Emissions de CO2 par habitant
Uniquement le CO2 d’origine énergétique (les autres gaz à effet de serre et le CO2 non énergétique ne sont pas repris)
Constats-clés
- les émissions de CO2 par habitant ont diminué fortement de 1980 à 1990. Elles ont été ensuite stables jusqu’en 2005 et ont à nouveau diminué depuis lors
- l’indicateur s’établit en 2022 à un niveau inférieur de 27% à la moyenne de l’UE+UK et de 6% à la moyenne mondiale. Il est inférieur de 45% à celui de l’Allemagne
- toutefois le niveau de consommation de CO2 par habitant est de 5,8 TCO2/habitant/an en 2022, supérieur de 25% à la moyenne mondiale mais inférieur de 21% à la moyenne de l’Europe (UE+UK)
ABC
Que retenir ?
- le système énergétique de la France s’est très largement décarboné dès les années 1980 sous l’effet du développement du nucléaire
- la désindustrialisation et la tertiarisation de l’économie ont accentué la décarbonation à partir du début des années 2000
- l’amélioration de l’efficacité énergétique dans le résidentiel et, dans une moindre mesure, dans le transport ont été un troisième vecteur de décarbonation
- en matière d’émissions de CO2 la performance de la France est, en 2022, parmi les meilleures quel que soit l’indicateur (par unité de PIB, par unité d’énergie primaire, par habitant)
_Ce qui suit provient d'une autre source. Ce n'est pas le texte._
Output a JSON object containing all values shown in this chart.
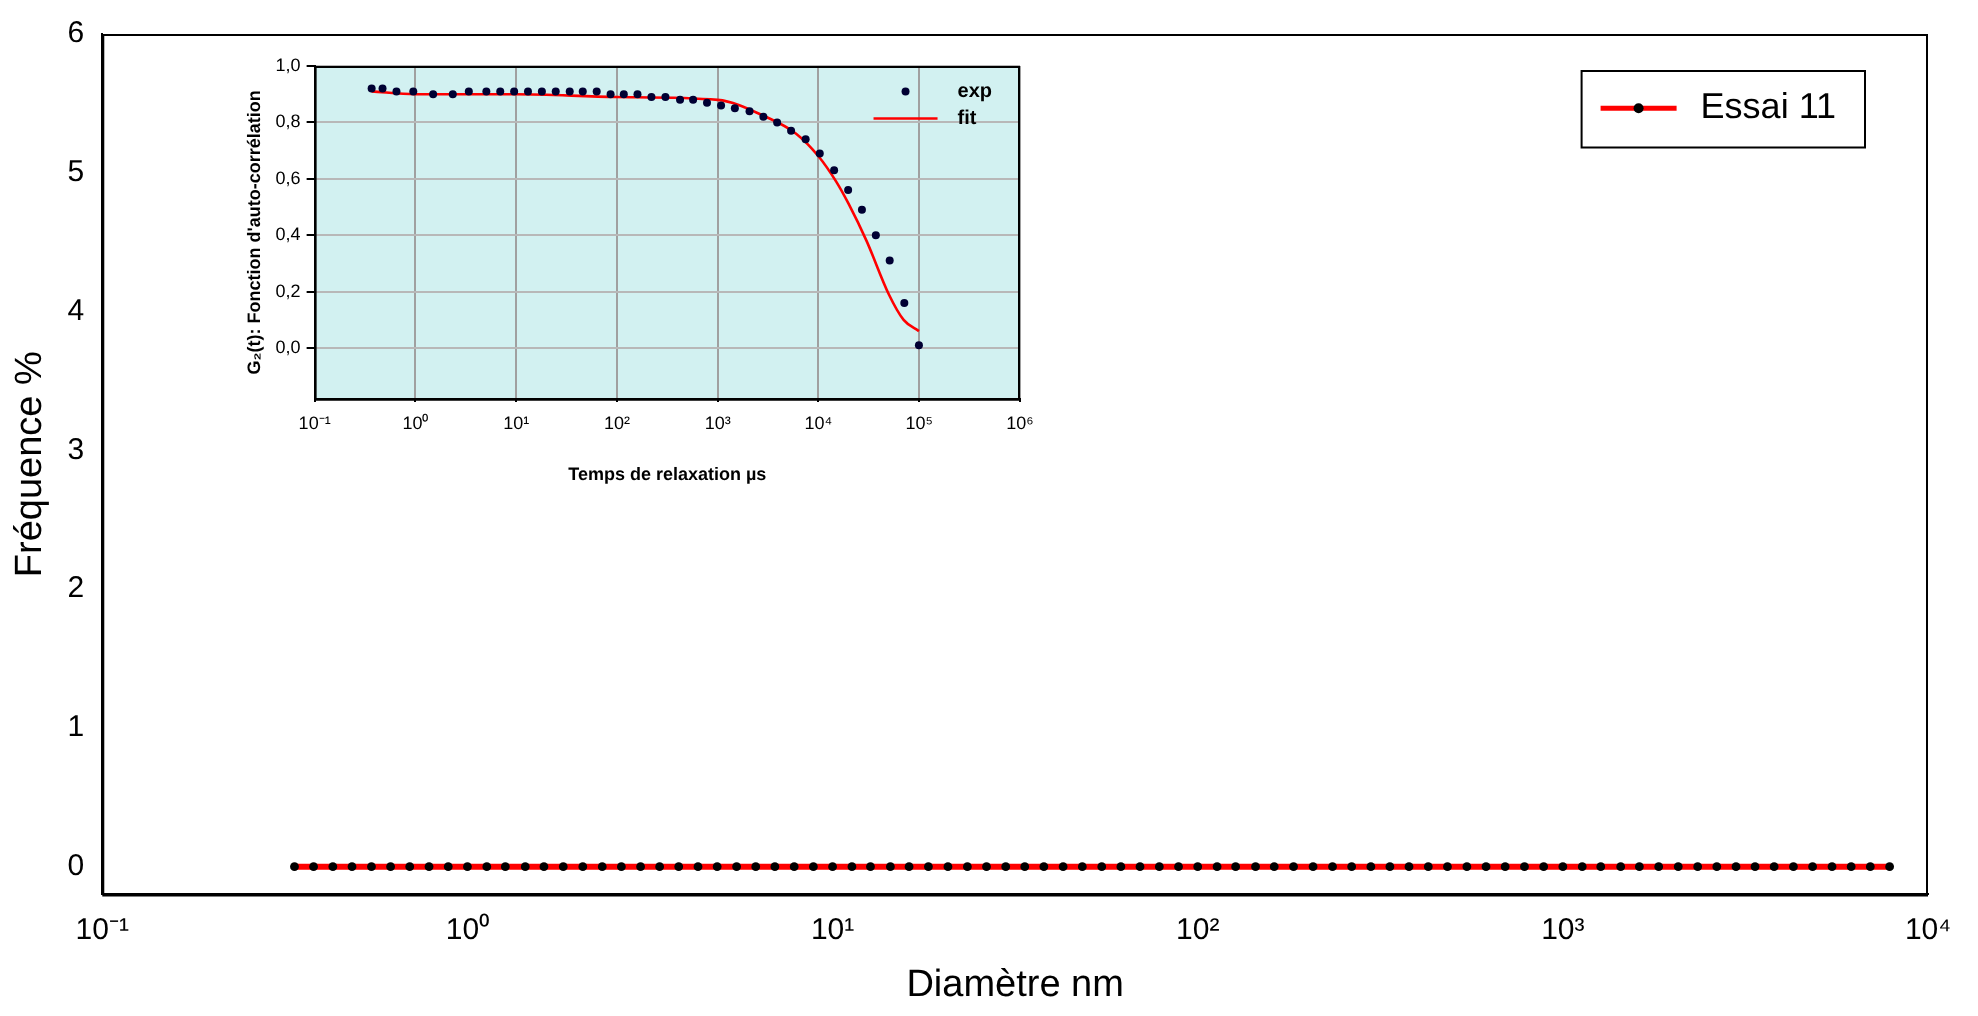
{
  "chart_data": [
    {
      "type": "line",
      "xlabel": "Diamètre nm",
      "ylabel": "Fréquence %",
      "log": "x",
      "marker": "circle",
      "legend": "top right",
      "grid": false,
      "xlim": [
        0.1,
        10000
      ],
      "xticks": [
        {
          "value": 0.1,
          "label": "10⁻¹"
        },
        {
          "value": 1,
          "label": "10⁰"
        },
        {
          "value": 10,
          "label": "10¹"
        },
        {
          "value": 100,
          "label": "10²"
        },
        {
          "value": 1000,
          "label": "10³"
        },
        {
          "value": 10000,
          "label": "10⁴"
        }
      ],
      "ylim": [
        -0.2,
        6
      ],
      "yticks": [
        0,
        1,
        2,
        3,
        4,
        5,
        6
      ],
      "x": [
        0.336,
        0.379,
        0.428,
        0.483,
        0.546,
        0.616,
        0.695,
        0.785,
        0.886,
        1,
        1.13,
        1.27,
        1.44,
        1.62,
        1.83,
        2.07,
        2.34,
        2.64,
        2.98,
        3.36,
        3.79,
        4.28,
        4.83,
        5.46,
        6.16,
        6.95,
        7.85,
        8.86,
        10,
        11.3,
        12.7,
        14.4,
        16.2,
        18.3,
        20.7,
        23.4,
        26.4,
        29.8,
        33.6,
        37.9,
        42.8,
        48.3,
        54.6,
        61.6,
        69.5,
        78.5,
        88.6,
        100,
        113,
        127,
        144,
        162,
        183,
        207,
        234,
        264,
        298,
        336,
        379,
        428,
        483,
        546,
        616,
        695,
        785,
        886,
        1000,
        1130,
        1270,
        1440,
        1620,
        1830,
        2070,
        2340,
        2640,
        2980,
        3360,
        3790,
        4280,
        4830,
        5460,
        6160,
        6950,
        7850
      ],
      "series": [
        {
          "name": "Essai 11",
          "color": "#ff0000",
          "values": [
            0,
            0,
            0,
            0,
            0,
            0,
            0,
            0,
            0,
            0,
            0,
            0,
            0,
            0,
            0,
            0,
            0,
            0,
            0,
            0,
            0,
            0,
            0,
            0,
            0,
            0,
            0,
            0,
            0,
            0,
            0,
            0,
            0,
            0,
            0,
            0,
            0,
            0,
            0,
            0,
            0,
            0,
            0,
            0,
            0,
            0,
            0,
            0,
            0,
            0,
            0,
            0,
            0,
            0,
            0,
            0,
            0,
            0,
            0,
            0,
            0,
            0,
            0,
            0,
            0,
            0,
            0,
            0,
            0,
            0,
            0,
            0,
            0,
            0,
            0,
            0,
            0,
            0,
            0,
            0,
            0,
            0,
            0,
            0
          ]
        }
      ]
    },
    {
      "type": "scatter",
      "xlabel": "Temps de relaxation µs",
      "ylabel": "G₂(t): Fonction d'auto-corrélation",
      "log": "x",
      "legend": "top right",
      "grid": true,
      "xlim": [
        0.1,
        1000000
      ],
      "xticks": [
        {
          "value": 0.1,
          "label": "10⁻¹"
        },
        {
          "value": 1,
          "label": "10⁰"
        },
        {
          "value": 10,
          "label": "10¹"
        },
        {
          "value": 100,
          "label": "10²"
        },
        {
          "value": 1000,
          "label": "10³"
        },
        {
          "value": 10000,
          "label": "10⁴"
        },
        {
          "value": 100000,
          "label": "10⁵"
        },
        {
          "value": 1000000,
          "label": "10⁶"
        }
      ],
      "ylim": [
        -0.18,
        1
      ],
      "yticks": [
        {
          "value": 0,
          "label": "0,0"
        },
        {
          "value": 0.2,
          "label": "0,2"
        },
        {
          "value": 0.4,
          "label": "0,4"
        },
        {
          "value": 0.6,
          "label": "0,6"
        },
        {
          "value": 0.8,
          "label": "0,8"
        },
        {
          "value": 1,
          "label": "1,0"
        }
      ],
      "series": [
        {
          "name": "exp",
          "type": "scatter",
          "marker": "circle",
          "color": "#000033",
          "x": [
            0.368,
            0.472,
            0.649,
            0.953,
            1.5,
            2.35,
            3.39,
            5.06,
            6.95,
            9.55,
            13.1,
            18,
            24.7,
            34,
            45.8,
            63,
            86.5,
            117,
            160,
            220,
            303,
            423,
            570,
            783,
            1080,
            1480,
            2070,
            2840,
            3890,
            5350,
            7460,
            10300,
            14300,
            19700,
            27000,
            37100,
            50900,
            71100,
            99300
          ],
          "values": [
            0.92,
            0.92,
            0.91,
            0.91,
            0.9,
            0.9,
            0.91,
            0.91,
            0.91,
            0.91,
            0.91,
            0.91,
            0.91,
            0.91,
            0.91,
            0.91,
            0.9,
            0.9,
            0.9,
            0.89,
            0.89,
            0.88,
            0.88,
            0.87,
            0.86,
            0.85,
            0.84,
            0.82,
            0.8,
            0.77,
            0.74,
            0.69,
            0.63,
            0.56,
            0.49,
            0.4,
            0.31,
            0.16,
            0.01
          ]
        },
        {
          "name": "fit",
          "type": "line",
          "marker": "none",
          "color": "#ff0000",
          "x": [
            0.368,
            1,
            10,
            100,
            1000,
            3000,
            6000,
            10000,
            15000,
            20000,
            30000,
            50000,
            70000,
            99300
          ],
          "values": [
            0.91,
            0.9,
            0.9,
            0.89,
            0.88,
            0.82,
            0.76,
            0.68,
            0.59,
            0.51,
            0.38,
            0.19,
            0.1,
            0.06
          ]
        }
      ]
    }
  ]
}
- le développement des nouveaux renouvelables est largement inférieur à la moyenne de l’Europe
- le haut niveau de décarbonation est donc fort dépendant du maintien de la part du nucléaire dans les mix électrique et énergétique. Ce maintien n’est pas garanti : vieillissement du parc nucléaire, difficultés du nouveau nucléaire dans un contexte de hausse de la consommation d’électricité)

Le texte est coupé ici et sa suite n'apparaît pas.